After a JEE is completed, the external experts work with their country counterparts to produce a written report, which includes the scores and all-important priority actions. This report serves as a guide for the country on how to build health security capacity within each technical area. The associated priority actions can feed directly into a National Action Plan for Health Security (NAPHS) and other post-JEE planning processes. JEE results are also published online so that partners can work with countries in a more coordinated fashion to address health security gaps.

JEE Health Capacity Evaluation Process
The Joint External Evaluation (JEE) Process illustration. The country volunteers for a JEE, and WHO establishes communication with the host country. The host country conducts a self-evaluation involving the relevant sectors using the JEE tool. A JEE team is identified and participates in a 1-week visit to the country to validate the self-evaluation through multisectoral, interactive sessions and agrees to an assessment for each technical area. The JEE team drafts a report documenting the scores and priority actions as discussed during the visit. The host country reviews and comments. The report is posted on the WHO website (and on Global Health Security Agenda and JEE Alliance website). Based on the final report, countries develop a road map to prioritize resources to address gaps.
National Action Plan for Health Security

CDC supports countries as they develop and strengthen their National Action Plan for Health Security (NAPHS) following a Joint External Evaluation (JEE). Through an all-of-government approach, the NAPHS is developed collectively, with input from different government sectors, and support from international partners. Developing the NAPHS helps countries identify activities that align to the 19 JEE Technical Areas and prioritize them for implementation. The resulting plan details the activities necessary to address gaps within a country’s health security capacity. These activities are then monitored to determine what is working, what needs to be changed, and what to focus on next to continue to build country capacity.
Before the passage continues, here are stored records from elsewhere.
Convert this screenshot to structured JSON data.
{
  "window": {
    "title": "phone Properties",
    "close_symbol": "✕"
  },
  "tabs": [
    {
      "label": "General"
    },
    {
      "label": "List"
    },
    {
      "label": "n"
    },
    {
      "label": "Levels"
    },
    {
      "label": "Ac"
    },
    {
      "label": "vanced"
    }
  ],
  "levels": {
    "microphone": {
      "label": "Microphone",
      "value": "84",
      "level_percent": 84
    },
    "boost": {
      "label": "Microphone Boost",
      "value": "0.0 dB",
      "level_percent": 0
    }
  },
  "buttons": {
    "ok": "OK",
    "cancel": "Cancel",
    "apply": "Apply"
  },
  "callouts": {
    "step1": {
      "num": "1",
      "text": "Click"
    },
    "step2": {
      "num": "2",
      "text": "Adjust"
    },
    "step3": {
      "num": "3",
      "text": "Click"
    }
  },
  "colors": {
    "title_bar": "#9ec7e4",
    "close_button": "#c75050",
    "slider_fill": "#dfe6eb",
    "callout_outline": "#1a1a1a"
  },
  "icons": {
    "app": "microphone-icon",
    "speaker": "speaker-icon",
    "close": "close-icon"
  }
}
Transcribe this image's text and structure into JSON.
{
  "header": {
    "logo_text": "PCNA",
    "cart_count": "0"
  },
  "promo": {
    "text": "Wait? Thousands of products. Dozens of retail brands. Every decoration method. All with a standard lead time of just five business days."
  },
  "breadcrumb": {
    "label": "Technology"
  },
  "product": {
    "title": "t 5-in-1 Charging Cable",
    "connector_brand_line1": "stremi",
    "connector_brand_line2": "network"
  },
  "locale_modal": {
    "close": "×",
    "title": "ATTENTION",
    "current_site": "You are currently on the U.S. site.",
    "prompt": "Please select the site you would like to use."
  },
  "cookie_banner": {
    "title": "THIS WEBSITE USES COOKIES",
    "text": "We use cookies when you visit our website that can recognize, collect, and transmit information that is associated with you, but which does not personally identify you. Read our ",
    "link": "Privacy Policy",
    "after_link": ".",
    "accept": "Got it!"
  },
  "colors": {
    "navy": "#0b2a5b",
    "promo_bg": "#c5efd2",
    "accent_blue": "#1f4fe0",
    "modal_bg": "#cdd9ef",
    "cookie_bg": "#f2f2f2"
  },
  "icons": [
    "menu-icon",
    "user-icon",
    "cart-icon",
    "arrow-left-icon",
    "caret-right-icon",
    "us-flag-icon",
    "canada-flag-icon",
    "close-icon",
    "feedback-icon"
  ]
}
CDC works with partners to generate a NAPHS that is realistic and actionable by providing technical expertise across all stages of development. Specifically, CDC works with partners to facilitate:

  • Communication, coordination, and collaboration
  • Prioritization, resource mapping, and mobilization
  • Implementation and monitoring
  1. Gostin, Lawrence, The International Health Regulations and beyond; The Lancet, Vol. 4, Issue 10, 606–607.
  2. Heymann, David L et al., Global health security: the wider lessons from the west African Ebola virus disease epidemic; The Lancet, Vol. 385, Issue 9980, 1884 – 1901.